Investigators found the rental license was not renewed which would have allowed inspection for working smoke detectors


A Memorial of stuffed animals and flowers are outside the home at 3414 E. Lombard Street where 3 residents died in a fire last week.

Barbara Haddock Taylor/Staff

By Cassidy Jensen
Baltimore Sun

BALTIMORE — The Baltimore Highlands home where three people were killed in a fire last week did not have a working smoke alarm, fire officials said.

City records also show the home’s owner failed to renew his rental license after it expired in November, a process that would have required checking for working smoke detectors in the rental.

Baltimore Fire Department spokesperson Kevin Cartwright said Monday that the rowhouse where a family lost an 8-year-old boy, a 13-year-old girl and a 22-year-old man in a fire last week did not have a “working smoke alarm.”

“Unfortunately, the lack of this early warning notification perhaps contributed to their demise and limited their ability to escape safely,” Cartwright wrote in an email to The Baltimore Sun.

Lucias Islas, president of Comité Latino de Baltimore and an advocate who has been supporting the family, confirmed that the home did not have a working smoke detector.

Fire officials are still investigating the cause of the fire, which began early in the morning of Feb. 27 and displaced 19 people from the 3400 block of East Lombard Street.

The boy and girl who died were siblings. Their cousin, the 22-year-old, was the father of a small child. All three will be buried in Guatemala, where the family is from, advocates who have been aiding the family said. The Breath of God Lutheran Church is accepting donations to support that family and others the blaze displaced.

City records show the home where the fire began is owned by an LLC registered to Kevin Agahi, who did not return phone calls Friday and Monday.

Tammy Hawley, a spokesperson for the Baltimore City Department of Housing and Community Development, said that the property had been appropriately registered previously, but the owner had failed to renew the rental license.
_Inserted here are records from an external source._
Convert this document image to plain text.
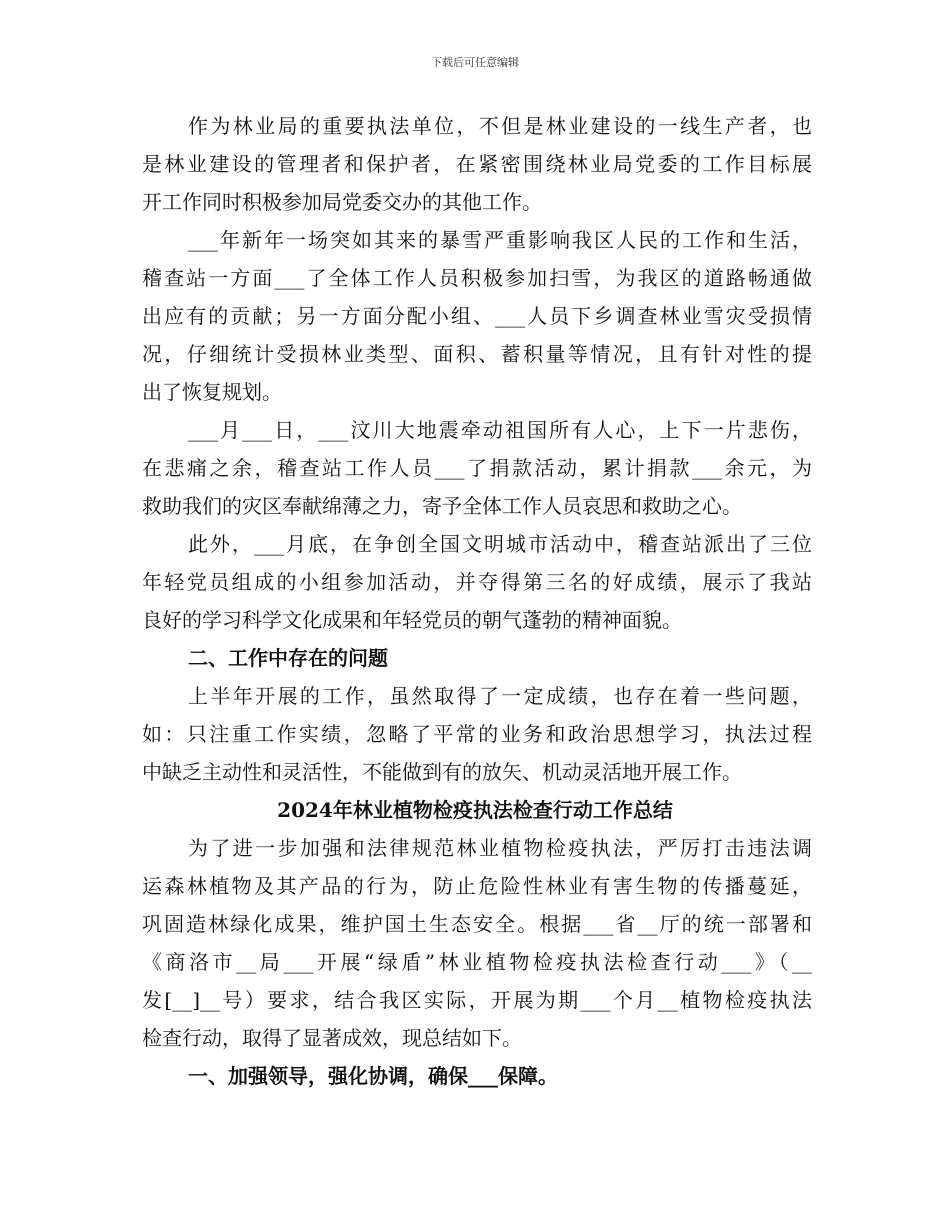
下载后可任意编辑
作为林业局的重要执法单位，不但是林业建设的一线生产者，也
是林业建设的管理者和保护者，在紧密围绕林业局党委的工作目标展
开工作同时积极参加局党委交办的其他工作。
___年新年一场突如其来的暴雪严重影响我区人民的工作和生活，
稽查站一方面___了全体工作人员积极参加扫雪，为我区的道路畅通做
出应有的贡献；另一方面分配小组、___人员下乡调查林业雪灾受损情
况，仔细统计受损林业类型、面积、蓄积量等情况，且有针对性的提
出了恢复规划。
___月___日，___汶川大地震牵动祖国所有人心，上下一片悲伤，
在悲痛之余，稽查站工作人员___了捐款活动，累计捐款___余元，为
救助我们的灾区奉献绵薄之力，寄予全体工作人员哀思和救助之心。
此外，___月底，在争创全国文明城市活动中，稽查站派出了三位
年轻党员组成的小组参加活动，并夺得第三名的好成绩，展示了我站
良好的学习科学文化成果和年轻党员的朝气蓬勃的精神面貌。
二、工作中存在的问题
上半年开展的工作，虽然取得了一定成绩，也存在着一些问题，
如：只注重工作实绩，忽略了平常的业务和政治思想学习，执法过程
中缺乏主动性和灵活性，不能做到有的放矢、机动灵活地开展工作。
2024年林业植物检疫执法检查行动工作总结
为了进一步加强和法律规范林业植物检疫执法，严厉打击违法调
运森林植物及其产品的行为，防止危险性林业有害生物的传播蔓延，
巩固造林绿化成果，维护国土生态安全。根据___省__厅的统一部署和
《商洛市__局___开展“绿盾”林业植物检疫执法检查行动___》（__
发[__]__号）要求，结合我区实际，开展为期___个月__植物检疫执法
检查行动，取得了显著成效，现总结如下。
一、加强领导，强化协调，确保___保障。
According to a notice dated Thursday, housing inspectors found after the fire that the home is no longer fit for human habitation.

Baltimore City rental properties must pass a basic safety inspection check for owners to obtain a two-year license. The checklist for rental license inspections requires that “smoke detectors are properly installed and operational.”

Cartwright said Monday that he did not know whether the adjoining homes had working smoke alarms. Other homes damaged in the fire appeared to have current rental licenses, according to city records.

Agahi owns other rental properties with up-to-date rental licenses. According to a January 2023 report by Southeast Community Development Corp., 11 of the 25 rental properties in Baltimore Highlands owned by Agahi’s KFRNA LLC received a total of 35 citations related to trash since 2016.